Bérénice sourit de nouveau.

« Et sur qui ma petite fille, exercés-tu ton énergie ? sur laquelle de tes poupées ?

— Sur mon amant ! » dit Cléopâtre.

Puis, sans attendre que la stupéfaction de sa sœur eût trouvé des mots pour s’exprimer, elle reprit avec une exaltation croissante :

« Oui ! j’ai un amant ! Oui ! j’ai un amant ! Pourquoi, n’aurais-je pas un amant comme tout le monde, comme toi, comme ma mère, comme mes tantes, comme la dernière des Égyptiennes ? Pourquoi n’aurais-je pas un amant, puisque je suis femme depuis six mois et que tu ne me donnes pas un mari ? Oui, j’ai un amant, Bérénice, je ne suis plus une petite fille, je sais ! je sais !… Tais-toi, je sais mieux que toi-même… Moi aussi, j’ai serré mes bras à les briser sur le dos nu d’un homme qui se croyait mon maître.
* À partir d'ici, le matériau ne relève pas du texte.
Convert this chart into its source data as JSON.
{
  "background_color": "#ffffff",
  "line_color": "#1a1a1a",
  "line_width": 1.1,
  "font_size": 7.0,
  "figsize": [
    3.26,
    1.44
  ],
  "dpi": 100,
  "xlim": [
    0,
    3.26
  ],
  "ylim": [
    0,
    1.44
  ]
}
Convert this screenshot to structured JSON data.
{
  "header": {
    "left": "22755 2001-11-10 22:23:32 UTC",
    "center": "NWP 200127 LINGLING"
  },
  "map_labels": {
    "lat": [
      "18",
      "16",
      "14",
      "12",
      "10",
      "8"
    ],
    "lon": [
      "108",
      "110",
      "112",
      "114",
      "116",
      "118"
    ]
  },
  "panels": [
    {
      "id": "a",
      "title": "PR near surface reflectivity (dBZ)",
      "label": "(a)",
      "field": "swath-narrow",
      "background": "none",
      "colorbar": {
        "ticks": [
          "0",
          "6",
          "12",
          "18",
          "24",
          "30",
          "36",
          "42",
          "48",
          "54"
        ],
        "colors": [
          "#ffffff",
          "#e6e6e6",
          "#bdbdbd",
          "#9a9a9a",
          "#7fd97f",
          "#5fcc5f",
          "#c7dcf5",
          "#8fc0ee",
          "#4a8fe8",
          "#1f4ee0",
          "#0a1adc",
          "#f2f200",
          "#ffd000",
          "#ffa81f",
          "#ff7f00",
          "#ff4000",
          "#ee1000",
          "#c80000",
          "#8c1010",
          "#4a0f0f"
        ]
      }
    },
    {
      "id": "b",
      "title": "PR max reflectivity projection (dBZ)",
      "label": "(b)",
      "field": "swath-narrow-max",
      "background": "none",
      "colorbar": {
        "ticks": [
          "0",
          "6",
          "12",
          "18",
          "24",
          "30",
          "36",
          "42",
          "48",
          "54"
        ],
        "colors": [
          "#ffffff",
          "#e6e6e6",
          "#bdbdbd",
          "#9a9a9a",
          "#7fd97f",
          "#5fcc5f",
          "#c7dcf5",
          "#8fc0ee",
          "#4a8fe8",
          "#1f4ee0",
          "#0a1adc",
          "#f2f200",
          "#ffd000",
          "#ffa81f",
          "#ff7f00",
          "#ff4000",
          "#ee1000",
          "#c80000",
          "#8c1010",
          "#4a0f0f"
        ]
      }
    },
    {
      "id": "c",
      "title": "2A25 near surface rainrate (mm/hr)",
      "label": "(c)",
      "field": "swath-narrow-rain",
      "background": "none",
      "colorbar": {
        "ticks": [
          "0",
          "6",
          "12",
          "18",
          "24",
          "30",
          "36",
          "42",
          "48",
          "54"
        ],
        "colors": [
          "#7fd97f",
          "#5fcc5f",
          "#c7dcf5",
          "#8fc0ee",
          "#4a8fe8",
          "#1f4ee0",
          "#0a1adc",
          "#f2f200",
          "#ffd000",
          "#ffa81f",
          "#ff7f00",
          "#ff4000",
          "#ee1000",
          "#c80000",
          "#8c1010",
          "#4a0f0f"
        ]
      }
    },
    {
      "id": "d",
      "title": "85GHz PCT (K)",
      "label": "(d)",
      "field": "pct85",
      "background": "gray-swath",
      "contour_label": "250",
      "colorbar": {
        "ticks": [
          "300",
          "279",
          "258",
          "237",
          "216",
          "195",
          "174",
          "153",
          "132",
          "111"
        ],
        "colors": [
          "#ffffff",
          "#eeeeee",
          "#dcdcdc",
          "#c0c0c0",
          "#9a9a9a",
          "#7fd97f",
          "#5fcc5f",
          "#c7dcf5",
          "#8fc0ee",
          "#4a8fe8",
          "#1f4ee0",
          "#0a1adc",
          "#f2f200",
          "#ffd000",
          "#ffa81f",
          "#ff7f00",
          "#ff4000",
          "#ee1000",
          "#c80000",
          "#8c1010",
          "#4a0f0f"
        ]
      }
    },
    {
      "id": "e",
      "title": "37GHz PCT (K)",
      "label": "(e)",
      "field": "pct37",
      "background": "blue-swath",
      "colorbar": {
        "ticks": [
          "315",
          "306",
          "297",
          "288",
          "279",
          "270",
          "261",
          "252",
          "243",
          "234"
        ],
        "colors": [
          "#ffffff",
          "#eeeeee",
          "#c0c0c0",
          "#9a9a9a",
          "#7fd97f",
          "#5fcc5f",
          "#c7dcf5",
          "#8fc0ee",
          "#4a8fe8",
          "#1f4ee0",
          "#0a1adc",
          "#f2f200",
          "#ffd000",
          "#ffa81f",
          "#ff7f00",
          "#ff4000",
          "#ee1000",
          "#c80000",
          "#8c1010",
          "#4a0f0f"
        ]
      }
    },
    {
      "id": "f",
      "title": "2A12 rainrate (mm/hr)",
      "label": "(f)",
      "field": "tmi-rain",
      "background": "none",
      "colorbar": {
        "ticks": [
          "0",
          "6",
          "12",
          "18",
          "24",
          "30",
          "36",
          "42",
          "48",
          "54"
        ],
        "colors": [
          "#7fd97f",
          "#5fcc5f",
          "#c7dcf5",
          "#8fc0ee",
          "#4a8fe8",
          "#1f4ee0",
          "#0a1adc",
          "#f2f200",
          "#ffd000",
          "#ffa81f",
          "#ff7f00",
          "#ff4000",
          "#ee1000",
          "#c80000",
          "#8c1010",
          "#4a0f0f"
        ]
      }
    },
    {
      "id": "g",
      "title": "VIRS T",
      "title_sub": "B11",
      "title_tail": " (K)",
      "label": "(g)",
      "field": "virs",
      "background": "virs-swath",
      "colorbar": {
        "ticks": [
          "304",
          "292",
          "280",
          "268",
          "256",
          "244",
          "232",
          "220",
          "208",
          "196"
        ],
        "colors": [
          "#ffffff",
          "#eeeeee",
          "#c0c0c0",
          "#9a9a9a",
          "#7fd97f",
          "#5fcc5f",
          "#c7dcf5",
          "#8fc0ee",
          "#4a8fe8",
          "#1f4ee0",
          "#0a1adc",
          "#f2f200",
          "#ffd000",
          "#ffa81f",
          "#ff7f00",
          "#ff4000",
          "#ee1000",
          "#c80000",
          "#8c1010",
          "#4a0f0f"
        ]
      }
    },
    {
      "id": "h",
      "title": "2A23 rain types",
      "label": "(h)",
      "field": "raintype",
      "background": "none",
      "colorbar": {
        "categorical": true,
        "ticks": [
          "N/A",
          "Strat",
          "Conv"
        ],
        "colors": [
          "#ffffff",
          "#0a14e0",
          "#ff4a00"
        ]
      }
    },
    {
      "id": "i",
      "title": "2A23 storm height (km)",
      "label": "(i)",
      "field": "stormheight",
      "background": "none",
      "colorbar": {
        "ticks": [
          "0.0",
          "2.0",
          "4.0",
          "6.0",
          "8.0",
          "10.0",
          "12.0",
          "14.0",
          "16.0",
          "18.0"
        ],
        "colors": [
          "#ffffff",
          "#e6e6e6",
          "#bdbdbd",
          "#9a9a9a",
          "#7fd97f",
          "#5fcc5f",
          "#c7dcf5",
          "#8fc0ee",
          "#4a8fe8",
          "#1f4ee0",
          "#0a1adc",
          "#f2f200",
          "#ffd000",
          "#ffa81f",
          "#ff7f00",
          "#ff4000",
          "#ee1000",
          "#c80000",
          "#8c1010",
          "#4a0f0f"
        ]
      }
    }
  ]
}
Moi aussi, j’ai crispé mes orteils sur le vide, avec le sentiment de lâcher prise dans la vie et je suis morte cent fois comme tu t’évanouis, mais aussitôt après, Bérénice, j’étais debout !… Tais-toi ! je suis honteuse de t’avoir pour souveraine, toi qui es l’esclave de quelqu’un ! »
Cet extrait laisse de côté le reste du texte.